Впрочем, в этот момент его «Волга» уже выскочила на Олимпийский проспект и он сам увидел, что происходит перед трехэтажным желтым особняком Всесоюзного ОВИРа. Вся мостовая была запружена толпой женщин, которые держали в руках самодельные плакаты: «ОТПУСТИ НАРОД МОЙ!», «ВЫ ПОДПИСАЛИ ХЕЛЬСИНКСКИЕ СОГЛАШЕНИЯ — СОБЛЮДАЙТЕ ИХ!», «ОСТАНОВИТЕ АНТИСЕМИТСКУЮ КАМПАНИЮ В ПРЕССЕ!», «АНТИСЕМИТОВ — ПОД СУД!» и т. п. Некоторые женщины были с детьми, а вокруг этой толпы, как мухи над медом или как стервятники над свежатиной, жужжали своими кино- и фотокамерами иностранные журналисты. Конечно, тут же, но в стороне, на тротуарах, топтались мужья демонстранток, а рядом, вдоль тротуарного бордюра, нерешительно переминалась с ноги на ногу шеренга милиционеров.
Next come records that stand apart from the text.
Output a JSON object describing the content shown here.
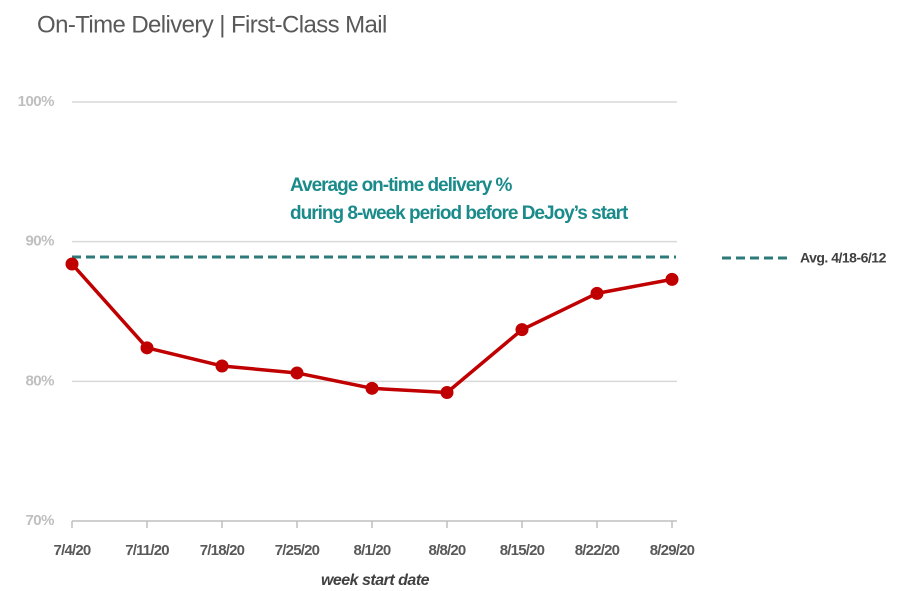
{
  "chart_data": {
    "type": "line",
    "title": "On-Time Delivery | First-Class Mail",
    "x_label": "week start date",
    "categories": [
      "7/4/20",
      "7/11/20",
      "7/18/20",
      "7/25/20",
      "8/1/20",
      "8/8/20",
      "8/15/20",
      "8/22/20",
      "8/29/20"
    ],
    "series": [
      {
        "name": "On-Time Delivery",
        "color": "#c00000",
        "values": [
          88.4,
          82.4,
          81.1,
          80.6,
          79.5,
          79.2,
          83.7,
          86.3,
          87.3
        ]
      }
    ],
    "reference_line": {
      "value": 88.9,
      "label": "Avg. 4/18-6/12",
      "color": "#2e7a7a"
    },
    "annotation": [
      "Average on-time delivery %",
      "during 8-week period before DeJoy’s start"
    ],
    "annotation_color": "#1a8a8a",
    "ylim": [
      70,
      100
    ],
    "yticks": [
      {
        "value": 70,
        "label": "70%"
      },
      {
        "value": 80,
        "label": "80%"
      },
      {
        "value": 90,
        "label": "90%"
      },
      {
        "value": 100,
        "label": "100%"
      }
    ],
    "grid": true
  }
}
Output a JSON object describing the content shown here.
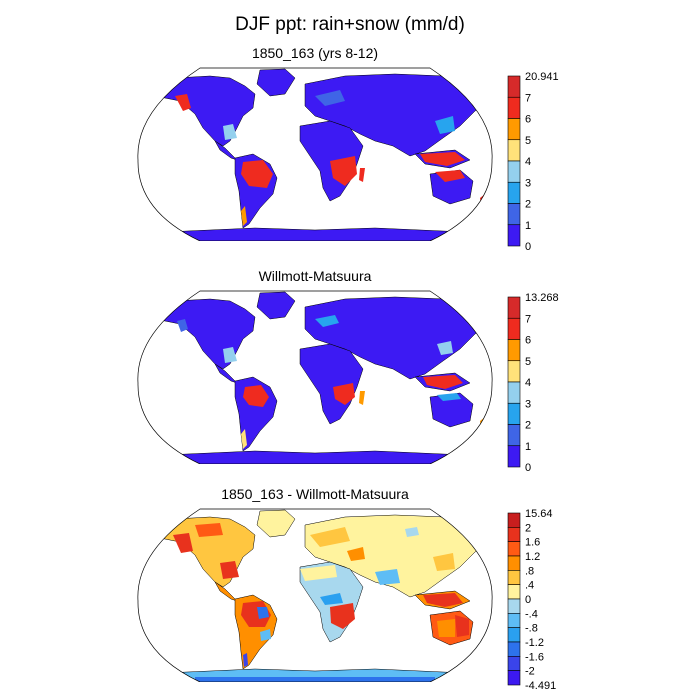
{
  "title": "DJF ppt: rain+snow (mm/d)",
  "panels": [
    {
      "id": "model",
      "title": "1850_163 (yrs 8-12)",
      "colorbar": {
        "labels": [
          "20.941",
          "7",
          "6",
          "5",
          "4",
          "3",
          "2",
          "1",
          "0"
        ],
        "colors": [
          "#d62a2a",
          "#ef2b1f",
          "#ff9a00",
          "#ffe27a",
          "#94d0ee",
          "#27a4ee",
          "#3f65e6",
          "#3d1af3"
        ]
      }
    },
    {
      "id": "obs",
      "title": "Willmott-Matsuura",
      "colorbar": {
        "labels": [
          "13.268",
          "7",
          "6",
          "5",
          "4",
          "3",
          "2",
          "1",
          "0"
        ],
        "colors": [
          "#d62a2a",
          "#ef2b1f",
          "#ff9a00",
          "#ffe27a",
          "#94d0ee",
          "#27a4ee",
          "#3f65e6",
          "#3d1af3"
        ]
      }
    },
    {
      "id": "diff",
      "title": "1850_163 - Willmott-Matsuura",
      "colorbar": {
        "labels": [
          "15.64",
          "2",
          "1.6",
          "1.2",
          ".8",
          ".4",
          "0",
          "-.4",
          "-.8",
          "-1.2",
          "-1.6",
          "-2",
          "-4.491"
        ],
        "colors": [
          "#c81e1e",
          "#e8321d",
          "#ff5a14",
          "#ff8f00",
          "#ffc640",
          "#fff39e",
          "#a8d8ee",
          "#5ebdf5",
          "#2aa0f0",
          "#2d72ec",
          "#3a44ea",
          "#3c19f0"
        ]
      }
    }
  ]
}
— Я принял у них петицию, но они не уходят, — услышал Барский в трубке беспомощный голос генерала Булычева. Но не успел ответить — сзади, за его машиной, вдруг взвыли сирены, Барский оглянулся и увидел несколько «черных воронов» и крытых брезентом грузовиков милиции, которые тоже мчались к ОВИРу. И такие же грузовики и «черные вороны» показались по другую сторону толпы демонстранток, на Цветном бульваре. При их появлении женщины взволновались, их мужья закричали, а иностранные журналисты живо развернули свои камеры навстречу милицейским машинам, ожидая самого «главного блюда» — арестов, мордобоя, сенсации…

— Стой! Разворачивай! — приказал Барский шоферу и, под визг тормозов, даже помог ему довернуть руль «Волги», ставя ее поперек мостовой между толпой демонстранток и милицейскими грузовиками. Затем выскочил из машины навстречу переднему грузовику, властно подняв руку со своим служебным удостоверением и крича: «Отставить! Отставить!»

— В чем дело? Вы кто такой? — высунулся из кабины грузовика кирпичнорожий милицейский полковник.

— КГБ, Пятое управление! — Барский запрыгнул на подножку кабины, сунул полковнику свое удостоверение и сказал негромко, но властно: — Немедленно убирайтесь отсюда! Все! Дайте мне вашу рацию! Кто на связи? — и буквально вырвал микрофон полевой рации из рук полковника.

— Петровка, дежурная часть… — ответил полковник.

— Дежурный! — сказал Барский в трубку. — Говорит Барский из Пятого управления ГБ. Немедленно отзовите к чертям ваши «черные вороны»! А милицию поставить оцеплением! Но никаких арестов! Остановить все силовые действия! Вы поняли? Прием!

— Но у меня приказ Шумилина, замминистра! Прием! — послышалось из рации.

— С Шумилиным я потом поговорю! А сейчас выполняйте мой приказ! — И Барский швырнул микрофон полковнику. — Имейте в виду полковник, если через минуту ваши е… ные «черные вороны» еще будут здесь, я сниму с вас погоны! Лично, сам! Вы поняли меня?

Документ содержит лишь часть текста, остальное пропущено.